I was thinking about this Coleridge quote the other day, after my friend Tod Schimelpfenig from NOLS let me know about a recent “near miss” involving a solo hiker in New Mexico. The whole story is reported in an article in the Silver City Sun News (http://www.scsun-news.com/ci_13848541).
Basically, this is the tale of a chap who nearly lost his life because of bad information from the outdoor education industry. He became lost, and subsequently seriously dehydrated, ultimately requiring a search and rescue operation. The irony of the story is that he was lost while hiking around a river. How, you may ask, can one become “dehydrated” near a river? His trusty water filter wasn’t working properly, and he was unable to boil sufficient water to obtain enough to drink. Of course, he could have just stuck his face in the river and gulped down several mouths-full, but apparently he was afraid of contracting some horrible disease by doing so! This poor guy had been so indoctrinated by the spurious teachings regarding wilderness water safety that he allowed himself to become dehydrated while surrounded by fresh water!
Anyone who has followed my writings on this subject should know my take on the “contaminated water” nonsense. There has never been one iota of real data suggesting that North American wilderness waters are unsafe for consumption. Most of this hysteria has come from a mid-seventies incident in Utah, which modern information suggests was most likely an illness within a camping group spread by poor personal hygiene. Well-documented reports of individual hikers contracting illness by consuming backcountry water are nonexistent, and most experts today are recognizing the vastly more important role of group hygiene in preventing intestinal illness. The “publications” link on my website will take you both to some technical and some lay articles discussing this in more detail.

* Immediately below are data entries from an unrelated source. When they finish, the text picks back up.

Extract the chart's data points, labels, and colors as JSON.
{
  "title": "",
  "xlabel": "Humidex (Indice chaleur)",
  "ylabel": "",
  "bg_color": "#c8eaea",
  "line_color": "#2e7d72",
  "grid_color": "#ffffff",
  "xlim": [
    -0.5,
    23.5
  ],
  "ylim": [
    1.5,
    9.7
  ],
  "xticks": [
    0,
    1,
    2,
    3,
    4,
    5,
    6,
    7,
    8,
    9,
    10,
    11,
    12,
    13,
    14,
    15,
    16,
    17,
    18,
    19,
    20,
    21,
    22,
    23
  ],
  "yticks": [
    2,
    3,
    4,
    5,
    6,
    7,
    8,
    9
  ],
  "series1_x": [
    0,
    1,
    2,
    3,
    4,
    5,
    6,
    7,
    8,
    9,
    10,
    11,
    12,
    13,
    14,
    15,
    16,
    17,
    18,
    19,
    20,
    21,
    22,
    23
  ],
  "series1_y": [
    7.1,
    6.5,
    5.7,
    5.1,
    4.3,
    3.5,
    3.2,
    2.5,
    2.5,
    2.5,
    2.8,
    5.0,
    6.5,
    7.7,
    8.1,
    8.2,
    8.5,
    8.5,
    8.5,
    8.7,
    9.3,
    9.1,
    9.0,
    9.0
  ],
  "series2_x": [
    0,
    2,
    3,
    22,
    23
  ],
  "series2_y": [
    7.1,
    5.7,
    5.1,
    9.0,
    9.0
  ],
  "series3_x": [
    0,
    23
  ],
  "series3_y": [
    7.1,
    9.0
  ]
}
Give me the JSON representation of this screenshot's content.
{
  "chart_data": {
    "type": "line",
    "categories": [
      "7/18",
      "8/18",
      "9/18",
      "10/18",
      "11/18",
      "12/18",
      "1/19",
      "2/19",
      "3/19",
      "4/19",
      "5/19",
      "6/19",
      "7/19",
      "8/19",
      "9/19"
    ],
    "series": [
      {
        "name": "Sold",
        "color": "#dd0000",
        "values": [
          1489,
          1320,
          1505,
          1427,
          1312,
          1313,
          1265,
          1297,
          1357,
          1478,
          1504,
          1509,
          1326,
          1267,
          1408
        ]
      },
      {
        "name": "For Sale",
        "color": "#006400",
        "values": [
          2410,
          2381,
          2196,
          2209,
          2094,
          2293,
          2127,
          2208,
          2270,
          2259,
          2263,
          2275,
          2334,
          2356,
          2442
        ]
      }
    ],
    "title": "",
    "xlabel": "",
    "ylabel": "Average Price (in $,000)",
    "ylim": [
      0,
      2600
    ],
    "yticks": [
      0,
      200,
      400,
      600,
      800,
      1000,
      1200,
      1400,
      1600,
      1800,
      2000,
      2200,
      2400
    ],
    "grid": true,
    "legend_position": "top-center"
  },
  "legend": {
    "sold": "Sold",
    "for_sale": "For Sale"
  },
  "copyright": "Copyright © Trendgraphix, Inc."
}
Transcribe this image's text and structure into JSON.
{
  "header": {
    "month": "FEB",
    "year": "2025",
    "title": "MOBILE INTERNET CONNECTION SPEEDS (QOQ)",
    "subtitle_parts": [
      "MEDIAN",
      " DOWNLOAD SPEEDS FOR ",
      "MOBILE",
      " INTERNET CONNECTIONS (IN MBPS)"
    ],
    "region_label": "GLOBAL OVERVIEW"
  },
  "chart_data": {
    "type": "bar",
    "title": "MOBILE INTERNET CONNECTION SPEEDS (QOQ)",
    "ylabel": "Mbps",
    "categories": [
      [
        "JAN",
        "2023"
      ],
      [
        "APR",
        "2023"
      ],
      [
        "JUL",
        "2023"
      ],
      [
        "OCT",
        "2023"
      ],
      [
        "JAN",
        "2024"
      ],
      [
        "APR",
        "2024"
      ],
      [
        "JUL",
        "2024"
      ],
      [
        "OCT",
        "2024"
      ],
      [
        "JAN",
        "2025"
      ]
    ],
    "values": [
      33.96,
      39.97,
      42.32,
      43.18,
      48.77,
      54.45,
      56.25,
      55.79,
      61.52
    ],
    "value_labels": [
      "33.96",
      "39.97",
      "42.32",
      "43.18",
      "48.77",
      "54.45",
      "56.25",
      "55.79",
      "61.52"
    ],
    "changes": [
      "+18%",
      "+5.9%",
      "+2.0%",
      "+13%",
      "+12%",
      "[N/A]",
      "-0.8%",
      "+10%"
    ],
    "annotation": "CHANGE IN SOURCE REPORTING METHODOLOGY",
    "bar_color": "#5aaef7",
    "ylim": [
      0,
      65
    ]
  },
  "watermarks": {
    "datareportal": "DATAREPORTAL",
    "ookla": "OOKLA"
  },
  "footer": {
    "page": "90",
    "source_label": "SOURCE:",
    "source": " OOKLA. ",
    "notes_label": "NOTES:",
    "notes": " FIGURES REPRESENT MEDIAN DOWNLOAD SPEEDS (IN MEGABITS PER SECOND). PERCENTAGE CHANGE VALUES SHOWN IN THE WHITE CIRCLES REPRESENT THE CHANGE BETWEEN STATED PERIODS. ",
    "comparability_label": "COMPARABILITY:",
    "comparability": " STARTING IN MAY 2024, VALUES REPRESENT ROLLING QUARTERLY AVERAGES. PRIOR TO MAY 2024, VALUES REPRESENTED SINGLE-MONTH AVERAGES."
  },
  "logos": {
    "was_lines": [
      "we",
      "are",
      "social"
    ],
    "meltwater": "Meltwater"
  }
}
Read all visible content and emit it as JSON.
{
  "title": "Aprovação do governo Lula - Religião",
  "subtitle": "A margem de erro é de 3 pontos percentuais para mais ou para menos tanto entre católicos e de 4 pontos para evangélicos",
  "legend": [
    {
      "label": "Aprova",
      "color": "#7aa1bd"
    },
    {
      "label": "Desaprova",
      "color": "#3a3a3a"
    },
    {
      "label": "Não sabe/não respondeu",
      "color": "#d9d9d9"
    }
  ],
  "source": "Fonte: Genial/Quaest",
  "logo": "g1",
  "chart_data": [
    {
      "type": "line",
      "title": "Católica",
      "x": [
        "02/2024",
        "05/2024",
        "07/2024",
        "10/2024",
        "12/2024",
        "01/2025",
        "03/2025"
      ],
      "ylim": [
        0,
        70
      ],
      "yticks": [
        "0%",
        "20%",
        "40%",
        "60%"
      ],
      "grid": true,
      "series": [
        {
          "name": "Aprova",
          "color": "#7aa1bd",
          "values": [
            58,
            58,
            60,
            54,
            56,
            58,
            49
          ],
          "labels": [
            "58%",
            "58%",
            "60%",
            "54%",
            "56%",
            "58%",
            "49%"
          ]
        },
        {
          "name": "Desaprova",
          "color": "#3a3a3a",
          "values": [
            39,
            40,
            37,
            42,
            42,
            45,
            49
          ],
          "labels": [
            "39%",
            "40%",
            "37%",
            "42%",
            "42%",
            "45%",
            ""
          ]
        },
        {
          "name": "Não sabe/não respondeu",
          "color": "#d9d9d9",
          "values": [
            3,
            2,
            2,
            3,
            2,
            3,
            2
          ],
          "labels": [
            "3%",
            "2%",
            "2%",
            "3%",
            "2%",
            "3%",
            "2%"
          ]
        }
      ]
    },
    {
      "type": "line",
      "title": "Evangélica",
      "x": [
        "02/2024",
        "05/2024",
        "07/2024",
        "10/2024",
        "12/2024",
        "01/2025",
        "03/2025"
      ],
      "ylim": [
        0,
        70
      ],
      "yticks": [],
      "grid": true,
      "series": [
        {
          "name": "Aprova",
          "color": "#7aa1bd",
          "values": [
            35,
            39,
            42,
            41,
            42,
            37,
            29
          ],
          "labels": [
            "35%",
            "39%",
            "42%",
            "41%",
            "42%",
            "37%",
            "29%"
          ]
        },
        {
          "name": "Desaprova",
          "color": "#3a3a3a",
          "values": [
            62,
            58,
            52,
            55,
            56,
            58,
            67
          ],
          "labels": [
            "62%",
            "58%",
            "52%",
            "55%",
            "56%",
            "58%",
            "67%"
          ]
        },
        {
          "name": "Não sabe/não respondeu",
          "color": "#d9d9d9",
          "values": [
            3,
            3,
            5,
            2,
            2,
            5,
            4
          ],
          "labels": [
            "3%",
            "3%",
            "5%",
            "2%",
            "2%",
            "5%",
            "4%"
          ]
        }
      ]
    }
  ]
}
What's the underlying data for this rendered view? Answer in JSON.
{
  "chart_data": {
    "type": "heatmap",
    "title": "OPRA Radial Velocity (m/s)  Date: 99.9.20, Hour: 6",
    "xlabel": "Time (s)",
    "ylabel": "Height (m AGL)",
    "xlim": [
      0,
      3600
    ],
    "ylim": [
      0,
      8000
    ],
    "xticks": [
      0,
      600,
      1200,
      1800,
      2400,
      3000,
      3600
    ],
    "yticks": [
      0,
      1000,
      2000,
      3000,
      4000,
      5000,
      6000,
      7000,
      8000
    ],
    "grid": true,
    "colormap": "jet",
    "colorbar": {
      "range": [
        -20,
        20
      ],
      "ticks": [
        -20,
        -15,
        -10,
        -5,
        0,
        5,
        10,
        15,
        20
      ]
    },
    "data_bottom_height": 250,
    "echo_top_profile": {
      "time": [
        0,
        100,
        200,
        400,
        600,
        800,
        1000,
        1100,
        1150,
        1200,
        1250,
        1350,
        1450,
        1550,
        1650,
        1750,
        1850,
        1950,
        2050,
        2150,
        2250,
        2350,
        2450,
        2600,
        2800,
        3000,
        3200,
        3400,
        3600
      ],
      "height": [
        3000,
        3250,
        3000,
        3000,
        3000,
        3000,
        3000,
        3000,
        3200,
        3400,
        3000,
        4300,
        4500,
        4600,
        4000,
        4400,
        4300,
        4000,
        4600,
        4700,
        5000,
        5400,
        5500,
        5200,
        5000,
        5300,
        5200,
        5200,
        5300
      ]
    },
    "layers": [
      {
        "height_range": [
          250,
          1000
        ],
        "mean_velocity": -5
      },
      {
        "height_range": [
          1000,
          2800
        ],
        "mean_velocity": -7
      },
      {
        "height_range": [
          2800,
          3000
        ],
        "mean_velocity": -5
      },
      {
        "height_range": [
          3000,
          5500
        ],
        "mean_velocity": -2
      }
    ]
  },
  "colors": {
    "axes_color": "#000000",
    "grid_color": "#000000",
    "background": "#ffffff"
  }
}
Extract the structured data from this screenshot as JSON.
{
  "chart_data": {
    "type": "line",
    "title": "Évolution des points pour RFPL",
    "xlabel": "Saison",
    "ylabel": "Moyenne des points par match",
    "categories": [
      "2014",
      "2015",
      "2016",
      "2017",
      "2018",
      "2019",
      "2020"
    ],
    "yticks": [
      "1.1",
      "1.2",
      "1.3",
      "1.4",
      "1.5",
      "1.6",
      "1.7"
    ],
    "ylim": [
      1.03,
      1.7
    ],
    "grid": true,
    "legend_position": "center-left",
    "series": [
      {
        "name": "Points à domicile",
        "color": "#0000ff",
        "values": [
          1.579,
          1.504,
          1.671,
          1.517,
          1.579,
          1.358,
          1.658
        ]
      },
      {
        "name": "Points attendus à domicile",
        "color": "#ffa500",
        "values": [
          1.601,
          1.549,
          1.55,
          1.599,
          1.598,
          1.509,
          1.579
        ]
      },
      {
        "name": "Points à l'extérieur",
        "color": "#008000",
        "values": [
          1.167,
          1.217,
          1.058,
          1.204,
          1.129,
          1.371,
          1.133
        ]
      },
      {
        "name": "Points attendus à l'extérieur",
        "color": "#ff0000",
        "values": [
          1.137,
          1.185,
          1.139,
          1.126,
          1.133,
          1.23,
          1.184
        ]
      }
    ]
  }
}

Why is the tale of Mr. Mason’s near-fatal hike important? It provides an answer to the occasional wilderness educator who agrees that the risk of drinking untreated water is trivial, but still opines that advocating universal treatment “can’t hurt”. Well, it sure can if the message taken home by folks like Mr. Mason is that there is still a chance of danger!
Finally, there is another curious item in the article describing this incident. Apparently, some undoubtedly well-meaning rescuers provided Mr. Mason with some intravenous fluid for his dehydration. This, no doubt, will bring a smile to the faces of the “wilderness first responder” education industry. Indeed–this poor guy would have perished without the advanced medical know-how with which he was provided at the scene! Hold your applause. Short of unconsciousness or severe vomiting, dehydration can be treated quite adequately (perhaps even more safely) with oral fluids. The World Health Organization has shown dramatically that oral salt and water can revive near-moribund victims of dehydration. The treatment Mr. Mason needed was nothing more complicated than good, clear river water, supplemented by some salty snacks! The outdoor education/wilderness medicine industry may have gotten this poor guy into this mess, and could have complicated getting him out.